“Under the east window, my Lady; then it moved across the flower-garden, and down to the shore beneath the big rocks.”
“What was it like, Tate?”
“'T was like a funeral 'coyne' first, Miss, when ye heerd it far away in the mountain; and then it rose, and swelled fuller and stronger, till it swam all round me, and at last died away to the light, soft cry of an infant.”
“Exactly, Tate; it was Captain Forester sighing. I never heard a better description in my life.”
“Ah! don't laugh, my Lady,—don't now, Miss Helen, dear. I never knew luck nor grace come of laughing when the warnin' was come. 'T is the Captain, there, looks sad and thoughtful,—the Heavens bless him for it! He knows 'tis no time for laughing.”

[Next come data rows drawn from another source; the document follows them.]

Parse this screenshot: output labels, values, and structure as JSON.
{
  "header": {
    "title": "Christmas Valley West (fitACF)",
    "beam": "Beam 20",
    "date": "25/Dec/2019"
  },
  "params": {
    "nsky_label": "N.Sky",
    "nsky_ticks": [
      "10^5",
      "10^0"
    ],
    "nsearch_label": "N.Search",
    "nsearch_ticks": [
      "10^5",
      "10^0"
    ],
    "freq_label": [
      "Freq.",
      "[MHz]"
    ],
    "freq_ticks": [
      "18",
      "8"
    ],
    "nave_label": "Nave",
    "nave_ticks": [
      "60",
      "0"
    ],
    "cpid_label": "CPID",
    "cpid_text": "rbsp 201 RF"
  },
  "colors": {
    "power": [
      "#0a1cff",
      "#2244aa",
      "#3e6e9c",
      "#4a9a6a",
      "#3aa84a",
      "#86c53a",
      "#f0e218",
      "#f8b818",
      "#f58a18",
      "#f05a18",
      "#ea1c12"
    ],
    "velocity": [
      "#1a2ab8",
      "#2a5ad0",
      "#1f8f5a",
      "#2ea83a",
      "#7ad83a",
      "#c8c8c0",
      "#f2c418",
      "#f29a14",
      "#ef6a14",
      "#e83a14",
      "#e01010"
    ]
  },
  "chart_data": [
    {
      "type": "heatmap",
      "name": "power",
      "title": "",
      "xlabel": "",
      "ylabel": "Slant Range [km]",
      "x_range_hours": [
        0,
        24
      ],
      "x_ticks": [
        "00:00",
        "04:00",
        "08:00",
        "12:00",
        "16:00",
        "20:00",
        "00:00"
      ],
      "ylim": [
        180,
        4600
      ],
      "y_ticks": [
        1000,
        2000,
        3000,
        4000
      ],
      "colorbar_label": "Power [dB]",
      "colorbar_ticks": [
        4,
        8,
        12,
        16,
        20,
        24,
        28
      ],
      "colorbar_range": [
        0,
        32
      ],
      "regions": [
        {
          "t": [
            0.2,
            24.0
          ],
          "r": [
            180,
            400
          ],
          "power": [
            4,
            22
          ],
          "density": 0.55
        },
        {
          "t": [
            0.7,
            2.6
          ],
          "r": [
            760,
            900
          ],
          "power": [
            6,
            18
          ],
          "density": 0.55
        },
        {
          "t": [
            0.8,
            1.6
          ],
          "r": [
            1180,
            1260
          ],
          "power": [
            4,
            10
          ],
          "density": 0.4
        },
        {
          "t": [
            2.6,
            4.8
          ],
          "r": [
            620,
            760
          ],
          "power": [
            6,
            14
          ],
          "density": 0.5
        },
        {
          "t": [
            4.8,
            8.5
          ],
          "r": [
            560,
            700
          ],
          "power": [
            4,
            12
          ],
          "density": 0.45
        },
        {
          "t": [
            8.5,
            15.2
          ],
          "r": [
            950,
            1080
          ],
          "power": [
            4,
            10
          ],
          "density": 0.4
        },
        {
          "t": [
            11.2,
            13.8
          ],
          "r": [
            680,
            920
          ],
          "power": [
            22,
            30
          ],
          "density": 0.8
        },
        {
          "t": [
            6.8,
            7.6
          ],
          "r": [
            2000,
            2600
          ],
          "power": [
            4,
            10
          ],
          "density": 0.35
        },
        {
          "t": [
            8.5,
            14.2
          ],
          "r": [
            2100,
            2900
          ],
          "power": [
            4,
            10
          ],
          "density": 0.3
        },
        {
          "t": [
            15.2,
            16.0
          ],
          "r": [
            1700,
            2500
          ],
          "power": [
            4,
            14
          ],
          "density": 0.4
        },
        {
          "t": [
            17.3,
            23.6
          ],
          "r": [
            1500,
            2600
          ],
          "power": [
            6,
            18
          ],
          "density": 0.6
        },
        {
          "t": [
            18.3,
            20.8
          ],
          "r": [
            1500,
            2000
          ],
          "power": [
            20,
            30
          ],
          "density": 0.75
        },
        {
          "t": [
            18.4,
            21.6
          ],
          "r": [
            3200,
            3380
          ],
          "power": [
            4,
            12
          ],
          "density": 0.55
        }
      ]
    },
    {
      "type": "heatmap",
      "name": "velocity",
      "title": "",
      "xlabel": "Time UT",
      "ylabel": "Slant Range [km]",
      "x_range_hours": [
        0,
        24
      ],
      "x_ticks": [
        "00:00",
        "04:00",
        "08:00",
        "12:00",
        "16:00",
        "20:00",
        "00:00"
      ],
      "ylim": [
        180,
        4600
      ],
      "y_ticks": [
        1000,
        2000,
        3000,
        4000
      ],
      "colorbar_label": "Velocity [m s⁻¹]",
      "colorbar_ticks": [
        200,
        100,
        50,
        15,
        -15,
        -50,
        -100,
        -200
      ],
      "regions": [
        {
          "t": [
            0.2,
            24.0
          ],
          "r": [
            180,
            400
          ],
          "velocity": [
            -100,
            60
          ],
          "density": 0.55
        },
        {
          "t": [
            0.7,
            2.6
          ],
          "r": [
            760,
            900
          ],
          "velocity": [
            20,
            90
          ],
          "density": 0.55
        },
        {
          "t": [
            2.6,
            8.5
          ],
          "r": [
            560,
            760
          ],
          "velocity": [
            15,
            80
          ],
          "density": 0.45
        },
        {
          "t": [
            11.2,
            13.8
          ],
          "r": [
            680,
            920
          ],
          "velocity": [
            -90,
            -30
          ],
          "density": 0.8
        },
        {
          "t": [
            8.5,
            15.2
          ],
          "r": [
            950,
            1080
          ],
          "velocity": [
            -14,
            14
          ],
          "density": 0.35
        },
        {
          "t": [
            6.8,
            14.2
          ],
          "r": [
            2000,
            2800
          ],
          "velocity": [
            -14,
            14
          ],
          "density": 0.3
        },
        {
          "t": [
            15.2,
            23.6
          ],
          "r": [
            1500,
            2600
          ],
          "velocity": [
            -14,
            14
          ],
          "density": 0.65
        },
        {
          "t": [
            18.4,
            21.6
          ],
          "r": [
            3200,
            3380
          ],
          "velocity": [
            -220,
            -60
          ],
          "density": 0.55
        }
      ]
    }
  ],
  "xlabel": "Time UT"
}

Forester might have accepted the eulogy in better part, perhaps, had he understood it; but as it was, he turned abruptly about, and asked Lady Eleanor for an explanation of the whole mystery.
“Tate thinks he has heard—”
“Thinks!” interrupted the old man, with a sorrowful gesture of both hands. “Musha! I'd take the Gospel on it; I heard it as plain as I hear your Ladyship now.”
Lady Eleanor smiled, and went on—“the cry of the Banshee, that dreadful warning which, in the superstition of the country, always betokens death, or at least some great calamity, to the house it is heard to wail over.”
“A polite attention, to say the least,” said Forester, smiling sarcastically, “of the witch or fairy or whatever it is, to announce to people an approaching misfortune. And has every cabin got its own Ban—what do you call it?”